Engineer Antonio Young, COWD’s general manager, has questioned COBI’s demand for the water district to pay its supposed debt. 

Young said the water district has not been remiss in paying COBI for the bulk water supply at the agreed rate of P16.60 per cubic meter. 

He pointed out that the amount in question includes the rate differential from COBI’s 2021 rate increase, which they were still trying to renegotiate.

Uy declined to name his “close friend,” whom he also called his “long-time ally.” The mayor did not say if the prospective supplier was capable of producing the same volume of treated water that COBI supplies to the COWD, and neither did he say what the cost would be to Cagayan de Oro’s consumers.

The looming crisis has prompted Uy to create a special task force “to study, review, and submit recommendations on the possible intervention of the city government” in relation to the conditions of the water supply and distribution in the city.

Created through an executive order signed on Wednesday, the Cagayan de Oro Special Task Force for Water Supply and Distribution will also look into the conflict over rates between the water utility and its bulk water supplier.

Uy told reporters that the task force will also “conduct an inventory of alternative water sources to serve the constituents of the city and formulate a contingency plan in the event of massive water supply disruption.”

If necessary, Uy said, the task force will scrutinize the contract between the COWD and COBI.

COBI has been the major bulk water supplier in the city since 2018 based on a joint venture agreement for the supply of 100 million liters per day signed on August 14, 2017, between the COWD and Pangilinan’s Metro Pacific Water.  

Three days later, the then-newly formed COBI, which gave the COWD a 5% share, signed a bulk water supply deal with the water district at a rate of P16.60 per cubic meter.

The bulk water supply contract, however, allows COBI to unilaterally implement a rate adjustment every three years.  

In 2021, COBI raised its rate from P16.60 to P20.57 per cubic meter.
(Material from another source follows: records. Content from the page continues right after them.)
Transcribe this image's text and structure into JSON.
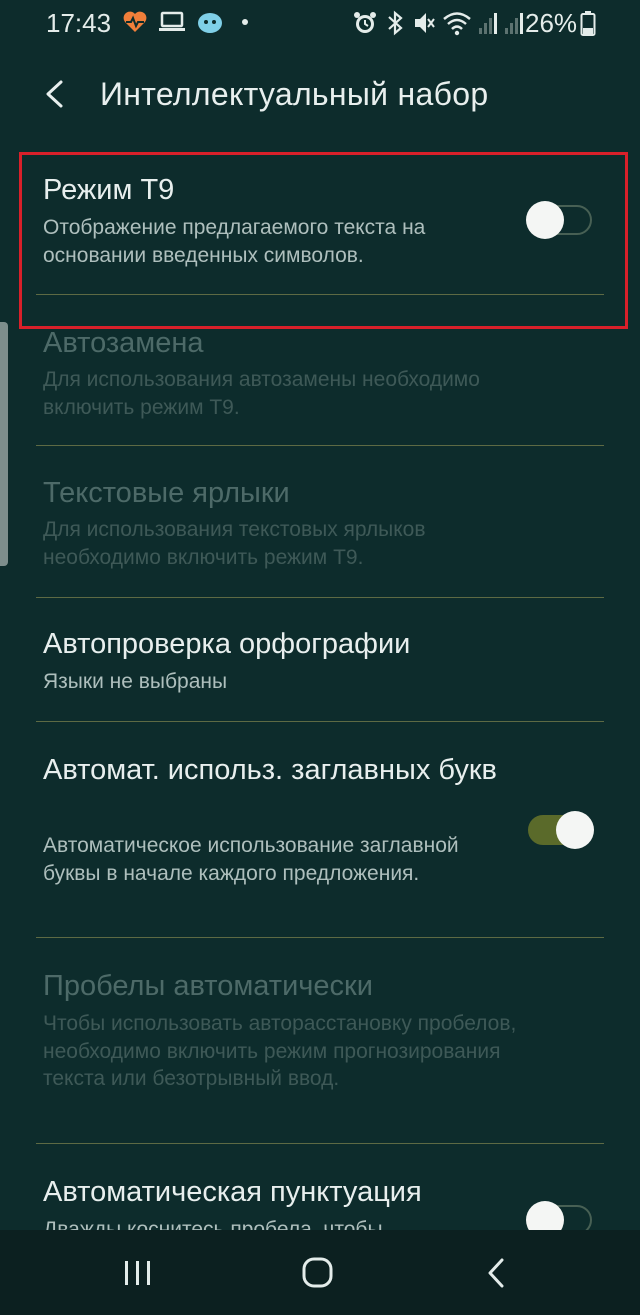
{
  "status_bar": {
    "time": "17:43",
    "battery": "26%",
    "left_icons": [
      "heart-pulse-icon",
      "laptop-icon",
      "app-bubble-icon",
      "more-dots-icon"
    ],
    "right_icons": [
      "alarm-icon",
      "bluetooth-icon",
      "vibrate-mute-icon",
      "wifi-icon",
      "signal-icon",
      "signal-icon",
      "battery-icon"
    ]
  },
  "header": {
    "title": "Интеллектуальный набор"
  },
  "settings": [
    {
      "title": "Режим T9",
      "subtitle": "Отображение предлагаемого текста на основании введенных символов.",
      "toggle": "off",
      "enabled": true
    },
    {
      "title": "Автозамена",
      "subtitle": "Для использования автозамены необходимо включить режим T9.",
      "enabled": false
    },
    {
      "title": "Текстовые ярлыки",
      "subtitle": "Для использования текстовых ярлыков необходимо включить режим T9.",
      "enabled": false
    },
    {
      "title": "Автопроверка орфографии",
      "subtitle": "Языки не выбраны",
      "enabled": true
    },
    {
      "title": "Автомат. использ. заглавных букв",
      "subtitle": "Автоматическое использование заглавной буквы в начале каждого предложения.",
      "toggle": "on",
      "enabled": true
    },
    {
      "title": "Пробелы автоматически",
      "subtitle": "Чтобы использовать авторасстановку пробелов, необходимо включить режим прогнозирования текста или безотрывный ввод.",
      "enabled": false
    },
    {
      "title": "Автоматическая пунктуация",
      "subtitle": "Дважды коснитесь пробела, чтобы",
      "toggle": "off",
      "enabled": true
    }
  ],
  "colors": {
    "background": "#0d2c2c",
    "highlight": "#d8202a",
    "divider": "#5d6a44",
    "toggle_on": "#5a6a2a"
  },
  "nav_bar": {
    "icons": [
      "recent-apps-icon",
      "home-icon",
      "back-icon"
    ]
  }
}
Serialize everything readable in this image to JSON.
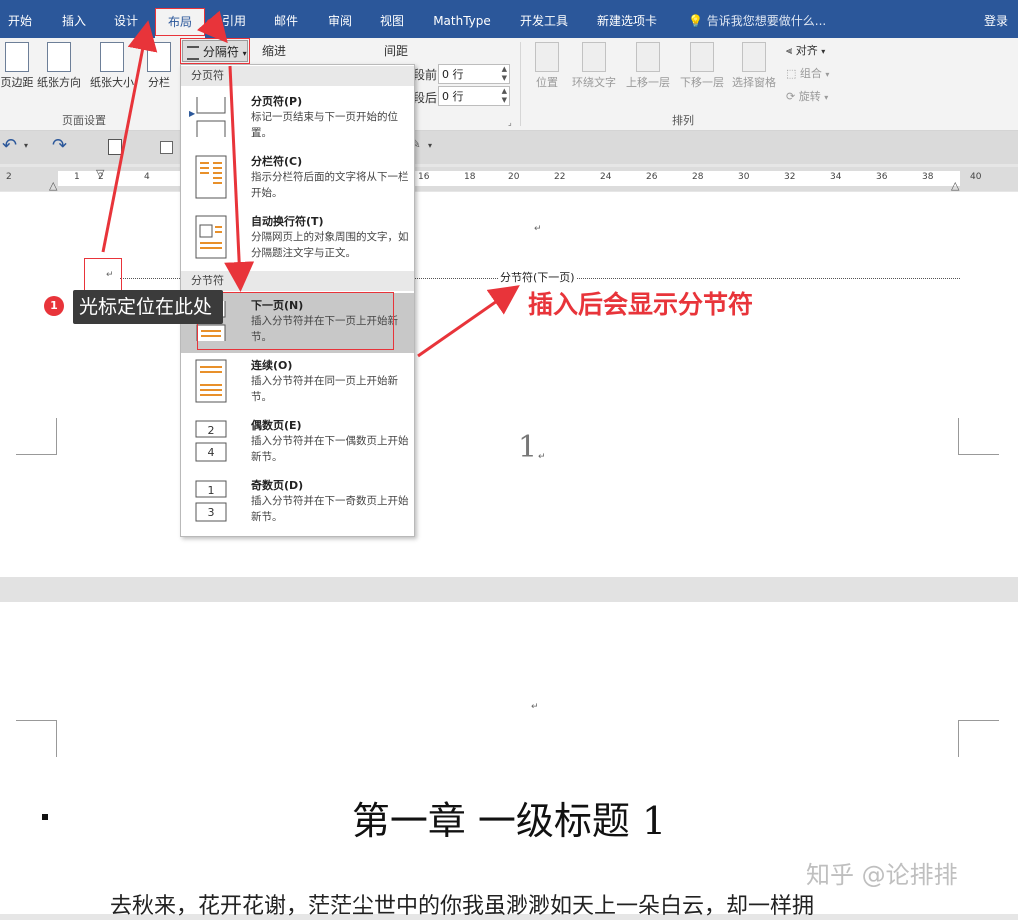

However, the COWD did not acknowledge it and refused to pay the rate difference, invoking a force majeure provision in the contract due to the COVID-19 pandemic emergency situation.

It is this non-payment of the rate difference that constitutes the bulk of the P426 million that COBI wants to collect from the COWD. – Rappler.com

JB Deveza is an Aries Rufo Journalism fellow for 2023-2024.